On a vu tellement de films américains dépeignant les musulmans comme une bande de terroristes cinglés qu'un regard un peu différent est forcément bon à prendre. Trahison montre qu'on peut pratiquer l'islam et ne pas tomber dans de tels travers. Une évidence ? Oui. Et c'est justement l'un des problèmes du film, tellement plein de bonnes intentions qu'il finit par ressembler à une dissertation un peu scolaire sur ce sujet. Moins facile à traiter, la problématique "les terroristes sont-ils tous des monstres" mène elle aussi à une réflexion simpliste sur la part d'humanité de chacun. Trahison ne brille donc pas par la finesse de sa psychologie.
Pour apprécier un tant soit peu le film de Jeffrey Nachmanoff, il faut donc le prendre comme un simple thriller à base de terrorisme : la description de la préparation d'un attentat d'envergure est plutôt intéressante, tout comme le portrait du "héros", partagé entre ses convictions et ses devoirs, et véritablement pris entre deux feux. On a malheureusement du mal à adhérer à la prestation d'un Don Cheadle un peu trop lisse, qui peine à incarner cette ambiguïté permanente.
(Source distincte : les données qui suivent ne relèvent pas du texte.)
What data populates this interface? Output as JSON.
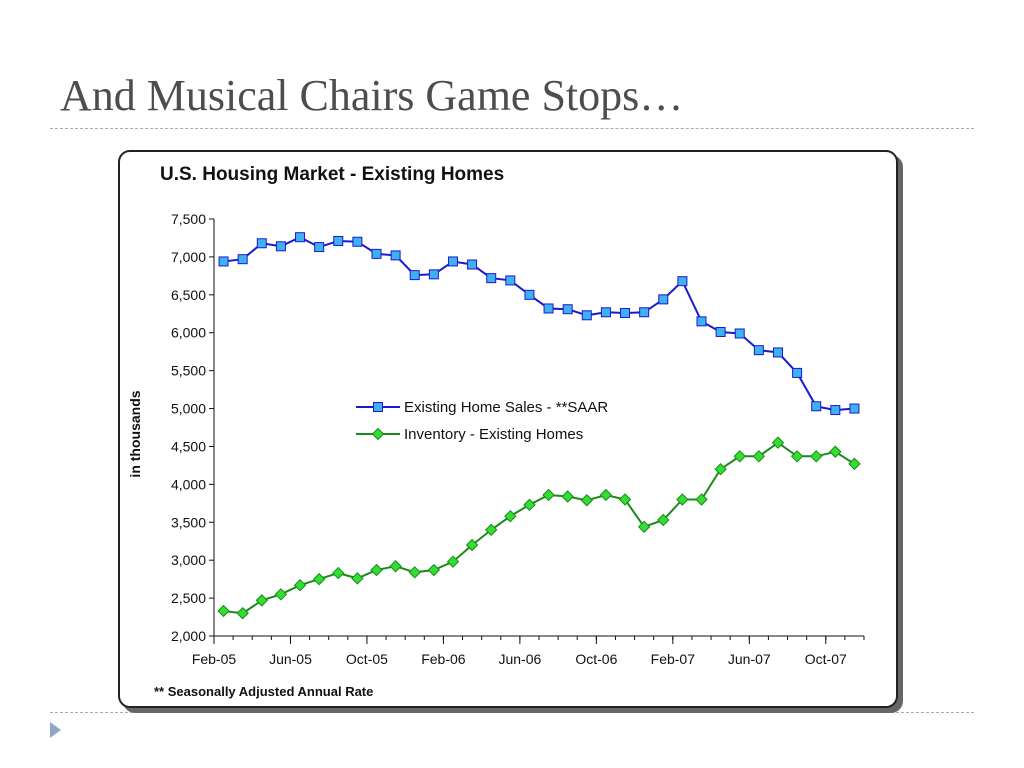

Tout comme il est difficile de croire au duo d'agents incarné par Neal McDonough et Guy Pearce, qui serrent les dents pour montrer qu'ils en ont vu d'autres mais manquent cruellement de finesse dans leur interprétation.
Si elle n'est pas franchement haletante, cette course-poursuite ne manque pas de sel, même si le spectateur a constamment l'impression d'avoir tout compris avant les personnages, pourtant supposés appartenir à l'élite de leurs nations respectives. Un peu gênant... Par bonheur, les personnages de Jeff Daniels et Saïd Taghmaoui (tous deux excellents) viennent injecter un rien de complexité à ce qui n'est finalement rien de plus qu'un gros divertissement sans grande profondeur.
5/10

1 juil. 2007

OCEAN'S THIRTEEN

Entre Ocean's eleven et Ocean's twelve, nos gentlemen cambrioleurs étaient bizarrement passés du statut de génies de la fauche (plans millimétrés, malice à toute épreuve) à celui de branquignols dansant sur un pied (croiser les doigts pour que ça marche, compter sur les copains pour vous sortir du pétrin). Résultat : un profond changement de style, le côté élégant mais guindé laissant place à une décontraction excessive et jubilatoire. Ocean's thirteen poursuit allègrement dans cette veine.
Qui a détesté le Twelve passera très vite son chemin ; chez les autres, ce joyeux cocktail de n'importe quoi pourrait faire des ravages. On n'est plus dans un film de cambriole, mais une fois de plus dans le film de pote le plus décomplexé qui soit. Il y a à boire et à manger dans cet océan de saynettes plus ou moins bien reliées entre elles ; mais comment résister à une troupe de mecs qui ont la classe, le sourire aux lèvres, et le mot pour rire? À condition de faire abstraction du paquet de scènes inutiles ou un peu plates qui ponctuent le film, Ocean's thirteen est un nouveau divertissement euphorisant, certes moins affûté que le précédent, mais diablement sympathique quand même. On ne sait pas bien à quoi (ou plutôt à qui) correspond le "thirteen", mais on s'en cogne. Face à la petite bande habituelle (étonamment dépourvue de femmes), Al Pacino livre un grand numéro parfaitement pacinesque, s'inscrivant pile dans le ton du film. Cerise sur le gâteau du meilleur numéro 3 de l'année (faut dire que les reretours de l'homme araignée, du pirate maniéré et de l'ogre péteur ne constituaient pas vraiment des concurrents sérieux).
7/10
 
"Bienvenue au royaume du pisse-froid inculte qui est au cinéma ce que Philippe Manoeuvre est au rock" (© Trollman)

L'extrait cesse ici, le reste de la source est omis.